Ey başbakan,
Ali İsmail Korkmaz kardeşimizin hayatını kaybetme şeklini izlemiş olman lazım. Ama bir kere daha izle. Tekrar tekrar izle. Üst üste izle.
Orada gördüğün “Kuzuların Sessizliği” filmindeki Hannibal gibi adamlara iyi bak.
Gezi Parkı direnişinde, bütün İstanbul halkına zulmeden polise, destan yazdı dedin.
Bu eli sopalı ızbandutlar da, gururlandırıyor mu seni?
Bir 19 yaşındaki Ali İsmail’in yüzüne bak, bir de o karanlık geceye.
Bu vebali de mi alıyorsun?
Ali İsmail’in kaç gündür bir türlü tespit edilmeyen, yargı önüne çıkarılamayan faillerinden sadece bir tanesinin gözaltına alınması ve aynı gün içerisinde salıverilmesi haberiyle anladık ki, bırak vebali almayı, bu kararları sen veriyorsun.
İki polisin arasındaki zanlının, o iki polisle bütünleşik halini, yüz ifadesini görünce anladık.
Her seferinde senin halkı kandırılabilir görmen, sen ne söylersen yutar sanman nasılsa, aynen öyle davranan bir mahkeme, bir hakim olabildiğini bir kez daha görünce anladık.
O görüntülerde hepsinin aynı standartta olan sopalarını ve aralarından gelip geçen apaçık resmi kıyafetli polisleri görünce anladık.
Bir değil, iki değil, Gezi direnişi süreci boyunca halka karşı suç işlemiş olan polisi, sivili, palalıyı, sopalıyı, bütün faşistleri hiçbir biçimde yargılamamandan anladık.
Eskiden faili meçhuller olurdu, benim zamanımda olmuyor diyorsun ya sen, senin zamanın da “faili serbestler” ülkesi olmamızdan anladık.
Taksim Dayanışmasına hukuksuz uyguladığın gözaltı için süre üzerine süre alırken, bu insanlık suçlularını büyük bir aceleyle salıvermenden anladık.
Mısır’da, gerçek bir darbe söz konusu olduğu halde, Tahrir’e ve Adeviye’ye; her iki meydana da kucak açarak konuşuyorken, Türkiye’de darbe olmayan bir ortamda halkın yarısını yok saymandan ya da düşman varsaymandan anladık.
Ölenlere, yaralananlara, günleri-geceleri, geleceği çalınanlara, bayrak sattığı için tutukladığın kardeşimizin rızıksız kalan çocuklarına, bir gram acımamandan anladık.

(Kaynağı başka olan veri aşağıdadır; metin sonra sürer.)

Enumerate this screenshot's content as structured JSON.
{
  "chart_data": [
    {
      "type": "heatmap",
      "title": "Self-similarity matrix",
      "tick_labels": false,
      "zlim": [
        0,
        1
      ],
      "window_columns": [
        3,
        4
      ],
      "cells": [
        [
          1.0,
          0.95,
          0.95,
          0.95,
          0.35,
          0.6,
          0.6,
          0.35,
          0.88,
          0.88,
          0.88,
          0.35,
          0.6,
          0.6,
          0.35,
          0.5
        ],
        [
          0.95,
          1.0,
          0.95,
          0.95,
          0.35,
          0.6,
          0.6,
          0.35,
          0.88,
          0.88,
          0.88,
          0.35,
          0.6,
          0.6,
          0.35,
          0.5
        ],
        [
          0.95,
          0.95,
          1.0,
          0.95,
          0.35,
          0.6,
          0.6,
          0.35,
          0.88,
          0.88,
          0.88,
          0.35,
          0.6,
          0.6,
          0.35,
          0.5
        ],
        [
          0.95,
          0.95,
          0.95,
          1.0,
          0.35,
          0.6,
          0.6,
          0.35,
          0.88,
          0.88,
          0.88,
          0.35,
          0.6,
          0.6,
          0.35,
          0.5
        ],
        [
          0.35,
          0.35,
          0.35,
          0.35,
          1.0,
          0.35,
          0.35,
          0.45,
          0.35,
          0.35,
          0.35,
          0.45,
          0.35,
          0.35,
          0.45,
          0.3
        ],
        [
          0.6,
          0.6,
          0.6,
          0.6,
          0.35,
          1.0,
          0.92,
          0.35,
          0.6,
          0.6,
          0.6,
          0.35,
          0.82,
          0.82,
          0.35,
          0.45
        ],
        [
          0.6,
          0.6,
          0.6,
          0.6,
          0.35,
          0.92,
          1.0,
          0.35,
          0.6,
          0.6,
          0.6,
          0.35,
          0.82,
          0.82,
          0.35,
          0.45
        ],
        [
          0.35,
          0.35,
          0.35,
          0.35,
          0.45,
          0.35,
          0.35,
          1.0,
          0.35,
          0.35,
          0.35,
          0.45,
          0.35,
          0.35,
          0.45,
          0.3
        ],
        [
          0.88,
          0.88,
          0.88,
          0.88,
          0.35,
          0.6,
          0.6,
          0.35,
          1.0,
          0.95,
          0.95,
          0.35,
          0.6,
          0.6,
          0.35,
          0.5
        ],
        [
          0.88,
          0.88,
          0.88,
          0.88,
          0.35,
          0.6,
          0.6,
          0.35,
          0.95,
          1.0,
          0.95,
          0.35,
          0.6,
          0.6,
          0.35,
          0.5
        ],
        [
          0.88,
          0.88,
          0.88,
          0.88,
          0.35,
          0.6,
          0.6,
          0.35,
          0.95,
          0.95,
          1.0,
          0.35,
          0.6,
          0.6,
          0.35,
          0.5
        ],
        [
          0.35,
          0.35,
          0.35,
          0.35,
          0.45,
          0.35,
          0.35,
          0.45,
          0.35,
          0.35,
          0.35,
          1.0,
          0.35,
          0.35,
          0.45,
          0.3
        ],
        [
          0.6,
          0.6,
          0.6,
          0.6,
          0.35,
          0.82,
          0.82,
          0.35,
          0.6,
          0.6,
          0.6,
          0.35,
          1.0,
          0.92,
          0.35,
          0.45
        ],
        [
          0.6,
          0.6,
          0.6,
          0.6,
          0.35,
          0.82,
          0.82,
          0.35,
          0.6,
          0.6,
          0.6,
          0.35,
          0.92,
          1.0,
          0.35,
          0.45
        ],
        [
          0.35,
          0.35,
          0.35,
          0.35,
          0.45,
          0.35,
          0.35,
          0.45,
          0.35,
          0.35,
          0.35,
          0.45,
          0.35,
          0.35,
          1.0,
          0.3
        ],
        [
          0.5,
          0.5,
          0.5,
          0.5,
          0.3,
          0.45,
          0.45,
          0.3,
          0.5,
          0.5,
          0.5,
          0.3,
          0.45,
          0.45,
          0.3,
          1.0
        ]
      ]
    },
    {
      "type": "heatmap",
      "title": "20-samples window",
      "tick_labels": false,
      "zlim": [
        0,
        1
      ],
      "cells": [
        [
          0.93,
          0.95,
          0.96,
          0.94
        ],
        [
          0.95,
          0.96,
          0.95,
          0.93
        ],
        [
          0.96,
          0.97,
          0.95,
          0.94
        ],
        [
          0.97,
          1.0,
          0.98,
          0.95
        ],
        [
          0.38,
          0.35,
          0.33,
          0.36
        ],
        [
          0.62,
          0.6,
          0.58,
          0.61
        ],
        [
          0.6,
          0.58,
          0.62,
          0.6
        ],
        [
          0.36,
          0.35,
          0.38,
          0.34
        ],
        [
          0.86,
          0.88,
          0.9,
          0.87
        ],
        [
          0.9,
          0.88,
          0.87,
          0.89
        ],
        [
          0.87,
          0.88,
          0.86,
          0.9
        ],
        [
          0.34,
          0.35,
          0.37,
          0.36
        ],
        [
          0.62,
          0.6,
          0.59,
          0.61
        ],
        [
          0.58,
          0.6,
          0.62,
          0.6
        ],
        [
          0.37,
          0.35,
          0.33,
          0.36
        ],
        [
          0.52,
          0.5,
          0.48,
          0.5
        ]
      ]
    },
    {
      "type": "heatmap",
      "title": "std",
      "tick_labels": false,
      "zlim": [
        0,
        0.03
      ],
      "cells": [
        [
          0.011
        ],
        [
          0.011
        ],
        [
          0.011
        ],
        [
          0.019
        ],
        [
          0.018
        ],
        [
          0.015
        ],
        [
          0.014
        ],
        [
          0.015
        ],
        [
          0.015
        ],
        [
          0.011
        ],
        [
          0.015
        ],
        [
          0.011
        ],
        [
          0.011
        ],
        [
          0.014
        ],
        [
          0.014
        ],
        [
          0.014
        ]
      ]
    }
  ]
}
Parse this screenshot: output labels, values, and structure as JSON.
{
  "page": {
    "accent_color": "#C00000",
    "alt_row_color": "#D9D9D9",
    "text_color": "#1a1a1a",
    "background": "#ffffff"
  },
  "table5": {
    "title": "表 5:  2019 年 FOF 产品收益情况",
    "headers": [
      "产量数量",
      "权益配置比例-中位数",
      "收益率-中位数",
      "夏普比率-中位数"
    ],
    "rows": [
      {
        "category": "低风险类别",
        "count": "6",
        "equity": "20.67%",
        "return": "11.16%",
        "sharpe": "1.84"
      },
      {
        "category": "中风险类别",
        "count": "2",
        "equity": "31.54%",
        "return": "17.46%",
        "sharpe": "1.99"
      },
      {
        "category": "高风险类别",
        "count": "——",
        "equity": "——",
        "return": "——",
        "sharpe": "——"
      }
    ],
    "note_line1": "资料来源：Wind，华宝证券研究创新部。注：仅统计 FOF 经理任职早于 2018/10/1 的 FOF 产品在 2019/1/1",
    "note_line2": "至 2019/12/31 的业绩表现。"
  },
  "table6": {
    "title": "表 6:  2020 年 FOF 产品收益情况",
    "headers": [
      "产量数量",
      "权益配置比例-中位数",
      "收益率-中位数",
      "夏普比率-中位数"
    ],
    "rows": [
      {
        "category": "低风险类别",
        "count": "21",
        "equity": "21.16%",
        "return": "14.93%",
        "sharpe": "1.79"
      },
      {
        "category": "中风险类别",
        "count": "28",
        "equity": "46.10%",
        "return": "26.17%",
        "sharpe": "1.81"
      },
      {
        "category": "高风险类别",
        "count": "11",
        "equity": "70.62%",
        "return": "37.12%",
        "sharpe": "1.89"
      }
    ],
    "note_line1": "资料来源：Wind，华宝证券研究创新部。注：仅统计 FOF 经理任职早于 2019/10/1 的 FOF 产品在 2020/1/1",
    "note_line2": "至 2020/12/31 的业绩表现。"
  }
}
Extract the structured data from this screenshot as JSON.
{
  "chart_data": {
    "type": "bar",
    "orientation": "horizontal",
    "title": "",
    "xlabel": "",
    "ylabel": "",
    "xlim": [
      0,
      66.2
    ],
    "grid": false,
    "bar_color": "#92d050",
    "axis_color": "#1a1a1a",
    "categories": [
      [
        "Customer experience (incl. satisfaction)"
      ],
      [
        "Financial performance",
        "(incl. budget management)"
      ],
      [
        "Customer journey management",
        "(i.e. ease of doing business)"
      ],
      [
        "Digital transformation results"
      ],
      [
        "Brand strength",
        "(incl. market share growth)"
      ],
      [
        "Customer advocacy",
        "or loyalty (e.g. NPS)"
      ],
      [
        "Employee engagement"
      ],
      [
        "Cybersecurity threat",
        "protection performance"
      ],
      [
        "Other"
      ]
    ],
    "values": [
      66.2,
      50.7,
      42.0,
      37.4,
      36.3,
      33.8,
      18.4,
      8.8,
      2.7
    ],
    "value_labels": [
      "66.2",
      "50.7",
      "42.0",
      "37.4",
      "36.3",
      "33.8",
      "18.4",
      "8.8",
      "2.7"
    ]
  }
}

Hepsini hepimiz anlıyoruz, aptal değiliz başbakan.
Ve bütün bunları çok iyi anlayan bir halk var; Antakya halkı.
Bu sefer Antakya halkı “anlamayı, değiştirmeye” doğru taşıyor. Çok yüksek düzeyde bir direnişle. Yerli üretimlerini, zulmü durdurmanın silahı kılarak. Meşhur zeytinyağlarını, evrensel bir direnişe katıyorlar.
Çok evladını kaybetti Antakya halkı. Gezi direnişinde ve öncesinde.
Senin Suriye politikalarının yaktığı kibritin yanan ucu onlar. Çok öfke birikiyor orada da. İstanbul halkının boğaz köprüsünü yürüyen öfkesine, sınırın bir ucundan kardeş geliyor.
İstanbul’da o günkü haliyle patlamalı değilse de, sanma ki bitti o öfke ve cesaret. Forumlarda başka türlü akıyor, Gezi Parkı’nda dolaşıyor, her hafta meydanlarda birikiyor, yeryüzünde bütün kardeşleriyle iftar yapıyor o su, devam ediyor. Antakya halkını aynı hararetle kucaklıyor.
Şüphesiz, Gezi direnişinde daha öğreneceğimiz çok şeyler olacak. Bugün bilemediğimizi devam ettikçe anlayacağız. Mutlaka yeni yollar açılacak.
Biz bunu da anlamış bulunuyoruz.
Peki, bütün bu olanlardan sen şimdiye kadar ne anladın Erdoğan?